8

Related question: In an interview when answering a question, should you say if you're not sure?

So recently in an interview, I got a question wrong. The interviewer called it out -- it was just flatly wrong.

Naturally I asked him what the actual answer was and he explained. I thanked him for the explanation but since it seems that was a core question in the interview, things just went downhill from there.

I'm wondering what is the proper or professional reaction or response when you get something wrong? Should you try to just get past it? Should you talk it through with the interviewer or is that just a waste of time?

14

If you get an answer wrong and you know it's wrong, accept that it's wrong and move on.

Don't start an argument if you think you're right - a good response here is "Oh really? I'll need to double-check that because I was sure it was < your answer >." and then move on.

Don't guess answers, rather you say you don't know. Guessing can be interpreted as an inability to ask for help meaning you could cost the company money if you're ever in a critical position and run into an issue you can't solve on your own.

  • 2
    this. Don't ever hope for a lucky guess. – Daniel Apr 7 '17 at 15:19
  • If you don't know but can manage an educated guess, wouldn't it be good to admit not knowing and propose an anwser nonetheless? – JayZ May 15 at 15:00
8

You just soldier on, if you messed up you messed up. You did pretty much the right thing. The wrong thing is to get upset and argue a losing battle when you know you're wrong.

1

Something to add to all the good answers so far.

Never forget that going to an interview is also an opportunity to get to know the company and people that you will be working with.

When a wrong answer is given, what is the reaction of the interviewer?

  • Is he understandable and offers to explain in a nice manner,
  • Does he laughs out loud at the stupidy of the answer...

Whatever the response is, it will teach you something about the people you might soon be working with.

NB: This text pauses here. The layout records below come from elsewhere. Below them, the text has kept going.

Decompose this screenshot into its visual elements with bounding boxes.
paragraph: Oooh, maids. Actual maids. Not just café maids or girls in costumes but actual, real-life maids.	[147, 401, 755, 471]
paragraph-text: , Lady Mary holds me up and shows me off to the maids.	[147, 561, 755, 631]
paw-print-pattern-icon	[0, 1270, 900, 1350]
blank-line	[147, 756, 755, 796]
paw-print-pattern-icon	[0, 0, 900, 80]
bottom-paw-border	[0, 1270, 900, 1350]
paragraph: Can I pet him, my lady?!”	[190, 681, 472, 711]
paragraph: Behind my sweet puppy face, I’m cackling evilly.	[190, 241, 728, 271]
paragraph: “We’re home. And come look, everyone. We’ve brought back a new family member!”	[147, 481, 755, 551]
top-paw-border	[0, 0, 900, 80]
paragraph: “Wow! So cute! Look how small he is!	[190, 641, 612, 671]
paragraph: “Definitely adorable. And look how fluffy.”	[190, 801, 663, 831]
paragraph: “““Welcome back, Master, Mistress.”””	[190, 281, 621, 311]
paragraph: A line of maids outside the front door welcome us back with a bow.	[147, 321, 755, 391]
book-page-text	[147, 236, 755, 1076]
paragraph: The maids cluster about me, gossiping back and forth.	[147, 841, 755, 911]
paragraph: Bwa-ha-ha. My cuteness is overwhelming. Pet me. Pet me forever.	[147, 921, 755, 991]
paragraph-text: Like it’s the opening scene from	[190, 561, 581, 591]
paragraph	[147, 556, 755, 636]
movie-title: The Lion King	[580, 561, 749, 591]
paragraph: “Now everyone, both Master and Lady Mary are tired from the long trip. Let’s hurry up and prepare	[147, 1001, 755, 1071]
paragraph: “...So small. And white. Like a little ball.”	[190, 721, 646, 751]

I would almost argue that whenever you are going to an interview, make sure to give at least 1 wrong answer to get to know all sides of your potential future work environment.

0

I think it really depends on what the question was.

Using phrases like "I'm sorry, can you repeat the question?" signal that you weren't listening to the question, instead you can repeat the question back to them with some of your interpretation to ensure you are going to answer the correct thing.

If it was a technical question like "Where would you use VBA?" and instead of saying Excel you say Access and they call you out on it, then you can just brush it off with something along the lines of "Oh I'm sorry, that isn't my forte but I thought that was the correct answer. I look forward to learning more regarding that then."

It will be very hard to turn around an interview after something like this, but at least you gained some experience you wouldn't have otherwise!

Don't try to guess your answers but if it is something you think you may now, you can always address it with "To be honest, I'm not sure, I would imagine it relates to...(insert explanation here, keep it brief)...however, can you explain it to me please?"